Le pluralisme est un principe tout à fait essentiel pour le CSA, singulièrement dans la période qui va s'ouvrir, puisque nous allons entrer dans une période électorale. Vous savez que les règles en vigueur depuis de nombreuses années, dites des « trois tiers » – un tiers du temps de parole pour l'exécutif, un tiers pour la majorité et un autre tiers pour l'opposition –, ont été revues par le CSA après les élections de 2017, à l'issue d'une concertation assez élargie : une nouvelle délibération, datant de novembre 2017, est entrée en vigueur au mois de janvier suivant.
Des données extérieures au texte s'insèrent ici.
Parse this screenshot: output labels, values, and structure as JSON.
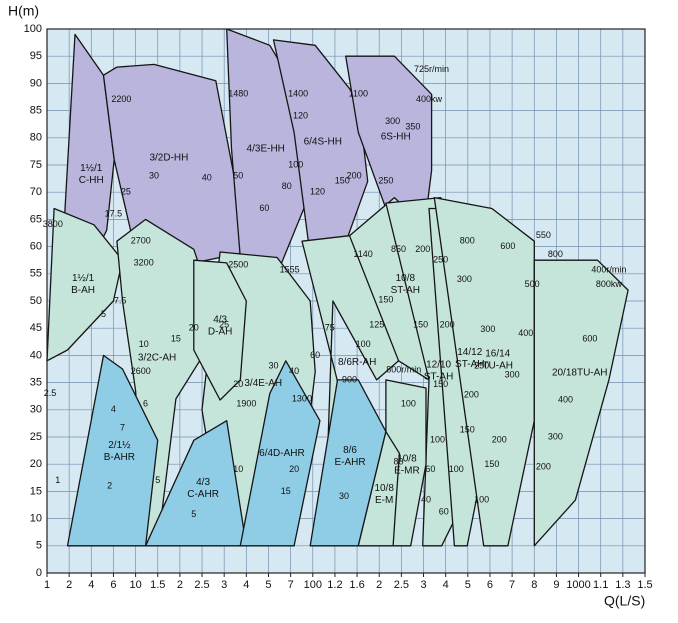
{
  "chart_data": {
    "type": "region",
    "x_label": "Q(L/S)",
    "y_label": "H(m)",
    "ylim": [
      0,
      100
    ],
    "yticks": [
      0,
      5,
      10,
      15,
      20,
      25,
      30,
      35,
      40,
      45,
      50,
      55,
      60,
      65,
      70,
      75,
      80,
      85,
      90,
      95,
      100
    ],
    "xticks": [
      1,
      2,
      4,
      6,
      10,
      {
        "value": 15,
        "label": "1.5"
      },
      {
        "value": 20,
        "label": "2"
      },
      {
        "value": 25,
        "label": "2.5"
      },
      {
        "value": 30,
        "label": "3"
      },
      {
        "value": 40,
        "label": "4"
      },
      {
        "value": 50,
        "label": "5"
      },
      {
        "value": 70,
        "label": "7"
      },
      100,
      {
        "value": 120,
        "label": "1.2"
      },
      {
        "value": 160,
        "label": "1.6"
      },
      {
        "value": 200,
        "label": "2"
      },
      {
        "value": 250,
        "label": "2.5"
      },
      {
        "value": 300,
        "label": "3"
      },
      {
        "value": 400,
        "label": "4"
      },
      {
        "value": 500,
        "label": "5"
      },
      {
        "value": 600,
        "label": "6"
      },
      {
        "value": 700,
        "label": "7"
      },
      {
        "value": 800,
        "label": "8"
      },
      {
        "value": 900,
        "label": "9"
      },
      1000,
      {
        "value": 1100,
        "label": "1.1"
      },
      {
        "value": 1300,
        "label": "1.3"
      },
      {
        "value": 1500,
        "label": "1.5"
      }
    ],
    "grid": true,
    "regions": [
      {
        "label": [
          "1½/1",
          "C-HH"
        ],
        "color": "#b9b5dc",
        "x": [
          1.55,
          2.4,
          5,
          6.1,
          5.3,
          3.5
        ],
        "y": [
          54,
          99,
          91.5,
          76,
          63,
          56
        ]
      },
      {
        "label": [
          "3/2D-HH"
        ],
        "color": "#b9b5dc",
        "x": [
          5,
          6.5,
          14,
          28,
          37,
          40,
          23,
          10,
          6.1
        ],
        "y": [
          91.5,
          93,
          93.5,
          90.5,
          67,
          59,
          57,
          59,
          76
        ]
      },
      {
        "label": [
          "4/3E-HH"
        ],
        "color": "#b9b5dc",
        "x": [
          31,
          51,
          84,
          93,
          61,
          37,
          33
        ],
        "y": [
          100,
          97,
          87,
          69,
          57,
          58,
          78
        ]
      },
      {
        "label": [
          "6/4S-HH"
        ],
        "color": "#b9b5dc",
        "x": [
          54,
          102,
          162,
          178,
          132,
          93,
          74
        ],
        "y": [
          98,
          97,
          87,
          72,
          59,
          61,
          81
        ]
      },
      {
        "label": [
          "6S-HH"
        ],
        "color": "#b9b5dc",
        "x": [
          138,
          233,
          333,
          333,
          298,
          214,
          162
        ],
        "y": [
          95,
          95,
          88,
          74,
          61,
          67,
          81
        ]
      },
      {
        "label": [
          "1½/1",
          "B-AH"
        ],
        "color": "#c5e4da",
        "x": [
          1,
          1.25,
          4.2,
          7.4,
          6,
          1.9
        ],
        "y": [
          39,
          67,
          64,
          57.5,
          50,
          41
        ]
      },
      {
        "label": [
          "3/2C-AH"
        ],
        "color": "#c5e4da",
        "x": [
          6.5,
          12,
          23,
          29,
          19,
          15,
          12,
          10,
          7.4
        ],
        "y": [
          61,
          65,
          59.5,
          45,
          32,
          5,
          5,
          33.5,
          50
        ]
      },
      {
        "label": [
          "3/4E-AH"
        ],
        "color": "#c5e4da",
        "x": [
          29,
          57,
          96,
          102,
          74,
          30,
          25
        ],
        "y": [
          59,
          58,
          50,
          37,
          5,
          5,
          30
        ]
      },
      {
        "label": [
          "4/3",
          "D-AH"
        ],
        "color": "#c5e4da",
        "x": [
          23,
          31,
          40,
          37,
          29,
          23
        ],
        "y": [
          57.5,
          57,
          50,
          35.5,
          31.8,
          41
        ]
      },
      {
        "label": [
          "8/6R-AH"
        ],
        "color": "#c5e4da",
        "x": [
          84,
          145,
          233,
          243,
          195,
          118,
          110,
          200
        ],
        "y": [
          61,
          62,
          52,
          39,
          35.5,
          50,
          5,
          5
        ]
      },
      {
        "label": [
          "10/8",
          "ST-AH"
        ],
        "color": "#c5e4da",
        "x": [
          145,
          233,
          322,
          333,
          322,
          243
        ],
        "y": [
          62,
          69,
          63,
          50,
          35.5,
          39
        ]
      },
      {
        "label": [
          "12/10",
          "ST-AH"
        ],
        "color": "#c5e4da",
        "x": [
          214,
          375,
          497,
          497,
          437,
          380,
          298,
          322
        ],
        "y": [
          68,
          69,
          61,
          44,
          9.7,
          5,
          5,
          35.5
        ]
      },
      {
        "label": [
          "14/12",
          "ST-AH"
        ],
        "color": "#c5e4da",
        "x": [
          322,
          515,
          645,
          627,
          497,
          437
        ],
        "y": [
          67,
          67,
          61,
          32,
          5,
          5
        ]
      },
      {
        "label": [
          "16/14",
          "TU-AH"
        ],
        "color": "#c5e4da",
        "x": [
          345,
          608,
          800,
          800,
          680,
          570
        ],
        "y": [
          69,
          67,
          61,
          28,
          5,
          5
        ]
      },
      {
        "label": [
          "20/18TU-AH"
        ],
        "color": "#c5e4da",
        "x": [
          800,
          1085,
          1345,
          1170,
          985,
          800
        ],
        "y": [
          57.5,
          57.5,
          52,
          35.5,
          13.4,
          5
        ]
      },
      {
        "label": [
          "2/1½",
          "B-AHR"
        ],
        "color": "#8fcde6",
        "x": [
          1.9,
          5,
          7.4,
          15,
          12
        ],
        "y": [
          5,
          40,
          37.5,
          24.4,
          5
        ]
      },
      {
        "label": [
          "4/3",
          "C-AHR"
        ],
        "color": "#8fcde6",
        "x": [
          12,
          23,
          31,
          40
        ],
        "y": [
          5,
          24.4,
          28,
          5
        ]
      },
      {
        "label": [
          "6/4D-AHR"
        ],
        "color": "#8fcde6",
        "x": [
          37,
          51,
          65,
          106,
          74
        ],
        "y": [
          5,
          33,
          39,
          28,
          5
        ]
      },
      {
        "label": [
          "8/6",
          "E-AHR"
        ],
        "color": "#8fcde6",
        "x": [
          96,
          124,
          162,
          214,
          162
        ],
        "y": [
          5,
          35.5,
          35.5,
          26,
          5
        ]
      },
      {
        "label": [
          "10/8",
          "E-MR"
        ],
        "color": "#c5e4da",
        "x": [
          214,
          310,
          310,
          270,
          214
        ],
        "y": [
          35.5,
          34,
          20,
          5,
          5
        ]
      },
      {
        "label": [
          "10/8",
          "E-M"
        ],
        "color": "#c5e4da",
        "x": [
          162,
          214,
          245,
          230
        ],
        "y": [
          5,
          26,
          22,
          5
        ]
      }
    ],
    "annotations": [
      {
        "text": "2200",
        "x": 7.2,
        "y": 87
      },
      {
        "text": "30",
        "x": 14,
        "y": 73
      },
      {
        "text": "25",
        "x": 8,
        "y": 70
      },
      {
        "text": "17.5",
        "x": 6,
        "y": 66
      },
      {
        "text": "40",
        "x": 26,
        "y": 72.6
      },
      {
        "text": "50",
        "x": 36,
        "y": 73
      },
      {
        "text": "60",
        "x": 48,
        "y": 67
      },
      {
        "text": "1480",
        "x": 36,
        "y": 88
      },
      {
        "text": "1400",
        "x": 79,
        "y": 88
      },
      {
        "text": "120",
        "x": 82,
        "y": 84
      },
      {
        "text": "100",
        "x": 76,
        "y": 75
      },
      {
        "text": "80",
        "x": 66,
        "y": 71
      },
      {
        "text": "1100",
        "x": 162,
        "y": 88
      },
      {
        "text": "300",
        "x": 229,
        "y": 83
      },
      {
        "text": "350",
        "x": 275,
        "y": 82
      },
      {
        "text": "200",
        "x": 154,
        "y": 73
      },
      {
        "text": "150",
        "x": 132,
        "y": 72
      },
      {
        "text": "120",
        "x": 104,
        "y": 70
      },
      {
        "text": "250",
        "x": 214,
        "y": 72
      },
      {
        "text": "725r/min",
        "x": 333,
        "y": 92.5
      },
      {
        "text": "400kw",
        "x": 322,
        "y": 87
      },
      {
        "text": "3800",
        "x": 1.2,
        "y": 64
      },
      {
        "text": "2700",
        "x": 11,
        "y": 61
      },
      {
        "text": "3200",
        "x": 11.6,
        "y": 57
      },
      {
        "text": "7.5",
        "x": 7,
        "y": 50
      },
      {
        "text": "5",
        "x": 5,
        "y": 47.5
      },
      {
        "text": "2.5",
        "x": 1.1,
        "y": 33
      },
      {
        "text": "1",
        "x": 1.4,
        "y": 17
      },
      {
        "text": "2",
        "x": 5.6,
        "y": 16
      },
      {
        "text": "4",
        "x": 6,
        "y": 30
      },
      {
        "text": "7",
        "x": 7.4,
        "y": 26.6
      },
      {
        "text": "6",
        "x": 12,
        "y": 31
      },
      {
        "text": "2600",
        "x": 11,
        "y": 37
      },
      {
        "text": "10",
        "x": 11.6,
        "y": 42
      },
      {
        "text": "15",
        "x": 19,
        "y": 43
      },
      {
        "text": "20",
        "x": 23,
        "y": 45
      },
      {
        "text": "25",
        "x": 30,
        "y": 45.6
      },
      {
        "text": "2500",
        "x": 36,
        "y": 56.6
      },
      {
        "text": "1555",
        "x": 69,
        "y": 55.7
      },
      {
        "text": "30",
        "x": 54,
        "y": 38
      },
      {
        "text": "40",
        "x": 74,
        "y": 37
      },
      {
        "text": "60",
        "x": 102,
        "y": 40
      },
      {
        "text": "75",
        "x": 115,
        "y": 45
      },
      {
        "text": "20",
        "x": 36,
        "y": 34.6
      },
      {
        "text": "1900",
        "x": 40,
        "y": 31
      },
      {
        "text": "1300",
        "x": 84,
        "y": 32
      },
      {
        "text": "900",
        "x": 145,
        "y": 35.5
      },
      {
        "text": "10",
        "x": 36,
        "y": 19
      },
      {
        "text": "15",
        "x": 65,
        "y": 15
      },
      {
        "text": "20",
        "x": 74,
        "y": 19
      },
      {
        "text": "30",
        "x": 135,
        "y": 14
      },
      {
        "text": "5",
        "x": 15,
        "y": 17
      },
      {
        "text": "5",
        "x": 23,
        "y": 10.7
      },
      {
        "text": "1140",
        "x": 170,
        "y": 58.5
      },
      {
        "text": "850",
        "x": 243,
        "y": 59.4
      },
      {
        "text": "150",
        "x": 214,
        "y": 50.2
      },
      {
        "text": "125",
        "x": 195,
        "y": 45.6
      },
      {
        "text": "100",
        "x": 170,
        "y": 42
      },
      {
        "text": "200",
        "x": 298,
        "y": 59.4
      },
      {
        "text": "250",
        "x": 375,
        "y": 57.5
      },
      {
        "text": "300",
        "x": 483,
        "y": 53.9
      },
      {
        "text": "800",
        "x": 497,
        "y": 61
      },
      {
        "text": "600",
        "x": 680,
        "y": 60
      },
      {
        "text": "550",
        "x": 840,
        "y": 62
      },
      {
        "text": "500",
        "x": 790,
        "y": 53
      },
      {
        "text": "800",
        "x": 895,
        "y": 58.5
      },
      {
        "text": "400r/min",
        "x": 1170,
        "y": 55.7
      },
      {
        "text": "800kw",
        "x": 1170,
        "y": 53
      },
      {
        "text": "600",
        "x": 1050,
        "y": 43
      },
      {
        "text": "400",
        "x": 940,
        "y": 31.8
      },
      {
        "text": "300",
        "x": 895,
        "y": 25
      },
      {
        "text": "200",
        "x": 840,
        "y": 19.5
      },
      {
        "text": "200",
        "x": 406,
        "y": 45.6
      },
      {
        "text": "150",
        "x": 293,
        "y": 45.6
      },
      {
        "text": "300",
        "x": 590,
        "y": 44.7
      },
      {
        "text": "250",
        "x": 560,
        "y": 38
      },
      {
        "text": "400",
        "x": 760,
        "y": 44
      },
      {
        "text": "200",
        "x": 515,
        "y": 32.7
      },
      {
        "text": "150",
        "x": 375,
        "y": 34.6
      },
      {
        "text": "300",
        "x": 700,
        "y": 36.4
      },
      {
        "text": "200",
        "x": 640,
        "y": 24.4
      },
      {
        "text": "150",
        "x": 608,
        "y": 19.9
      },
      {
        "text": "100",
        "x": 560,
        "y": 13.4
      },
      {
        "text": "100",
        "x": 360,
        "y": 24.4
      },
      {
        "text": "150",
        "x": 497,
        "y": 26.3
      },
      {
        "text": "100",
        "x": 445,
        "y": 19
      },
      {
        "text": "60",
        "x": 390,
        "y": 11.2
      },
      {
        "text": "40",
        "x": 310,
        "y": 13.4
      },
      {
        "text": "60",
        "x": 328,
        "y": 19
      },
      {
        "text": "100",
        "x": 265,
        "y": 31
      },
      {
        "text": "80",
        "x": 243,
        "y": 20.4
      },
      {
        "text": "800r/min",
        "x": 255,
        "y": 37.3
      }
    ]
  }
}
Hors période électorale, ce qui est encore le cas à l'heure actuelle, la règle est qu'un tiers du temps est réservé à l'exécutif – c'est-à-dire le Président de la République, ses collaborateurs et le Gouvernement, étant entendu que l'on comptabilise les interventions du Président de la République quand il intervient dans le « débat politique national », et non dans le cadre de son action de chef d'État – et que le reste du temps doit être réparti entre les autres formations politiques, en fonction de leur représentativité, laquelle est appréciée par le CSA selon une série de critères. Cette délibération est publique, et on peut la trouver sur le site internet du CSA. Les chaînes ont l'obligation de déclarer au CSA les temps de parole dans l'ensemble de leurs programmes. Le CSA procède lui-même à des vérifications, par ses propres services, et il communique aux autorités politiques, à l'Assemblée nationale, au Sénat et aux partis politiques des informations sur les temps de parole. Les chaînes doivent assurer le pluralisme par un équilibre entre les interventions. On regardera ainsi quelle est la comptabilisation des temps de parole au premier trimestre 2019 et comment les chaînes ont suivi leur obligation de respecter la diversité des points de vue.
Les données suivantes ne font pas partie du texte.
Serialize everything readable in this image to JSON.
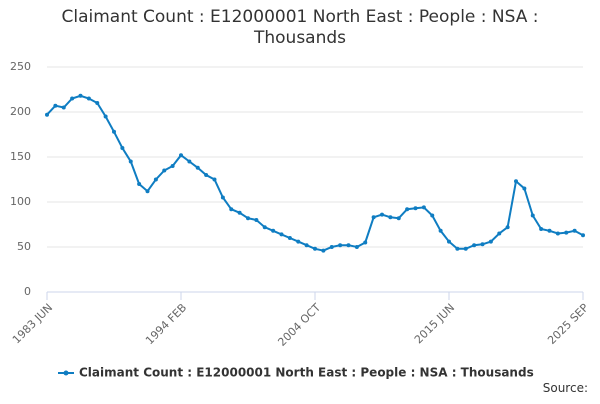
{
  "chart_data": {
    "type": "line",
    "title": "Claimant Count : E12000001 North East : People : NSA : Thousands",
    "source": "Source:",
    "categories": [
      "1983 JUN",
      null,
      null,
      null,
      null,
      null,
      null,
      null,
      null,
      null,
      null,
      null,
      null,
      null,
      null,
      null,
      "1994 FEB",
      null,
      null,
      null,
      null,
      null,
      null,
      null,
      null,
      null,
      null,
      null,
      null,
      null,
      null,
      null,
      "2004 OCT",
      null,
      null,
      null,
      null,
      null,
      null,
      null,
      null,
      null,
      null,
      null,
      null,
      null,
      null,
      null,
      "2015 JUN",
      null,
      null,
      null,
      null,
      null,
      null,
      null,
      null,
      null,
      null,
      null,
      null,
      null,
      null,
      null,
      "2025 SEP"
    ],
    "series": [
      {
        "name": "Claimant Count : E12000001 North East : People : NSA : Thousands",
        "color": "#0f7dc2",
        "values": [
          197,
          207,
          205,
          215,
          218,
          215,
          210,
          195,
          178,
          160,
          145,
          120,
          112,
          125,
          135,
          140,
          152,
          145,
          138,
          130,
          125,
          105,
          92,
          88,
          82,
          80,
          72,
          68,
          64,
          60,
          56,
          52,
          48,
          46,
          50,
          52,
          52,
          50,
          55,
          83,
          86,
          83,
          82,
          92,
          93,
          94,
          85,
          68,
          56,
          48,
          48,
          52,
          53,
          56,
          65,
          72,
          123,
          115,
          85,
          70,
          68,
          65,
          66,
          68,
          63
        ]
      }
    ],
    "ylim": [
      0,
      250
    ],
    "yticks": [
      0,
      50,
      100,
      150,
      200,
      250
    ],
    "grid": true,
    "legend": "bottom"
  }
}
Mme Brugnera m'a enfin interrogé sur la manière dont on pourrait redonner de la confiance. Je pense qu'on ne l'a pas perdue à l'égard du CSA – pardonnez-moi ce plaidoyer pro domo. C'est une mise en question des médias eux-mêmes. Même s'il faut avoir une lecture assez subtile du document publié par La Croix, il est vrai qu'il y a un climat de suspicion générale. Le CSA doit veiller à ce que les acteurs ayant conclu des conventions avec lui respectent les règles auxquelles ils sont soumis. Je ferai en sorte que ce soit le cas, non pas de façon tatillonne, mais en souhaitant vraiment que l'on joue la carte de la responsabilité des acteurs et que l'on aille dans le sens de la corégulation. Cela dit, le régulateur a une responsabilité à exercer dans certaines circonstances. Je reviens sur la notion de courage : il y a des moments où il faut savoir utiliser les armes dont on dispose. Quand j'étais Médiateur du cinéma – c'est une autorité qui a un petit pouvoir d'injonction, le Médiateur pouvant imposer une solution aux parties, à un moment donné –, j'ai utilisé ce pouvoir à plusieurs reprises, à chaque fois que cela me paraissait nécessaire. Le CSA a également des pouvoirs, et il est normal qu'il utilise les armes qui sont les siennes en cas d'infractions sérieuses à des principes législatifs fondamentaux.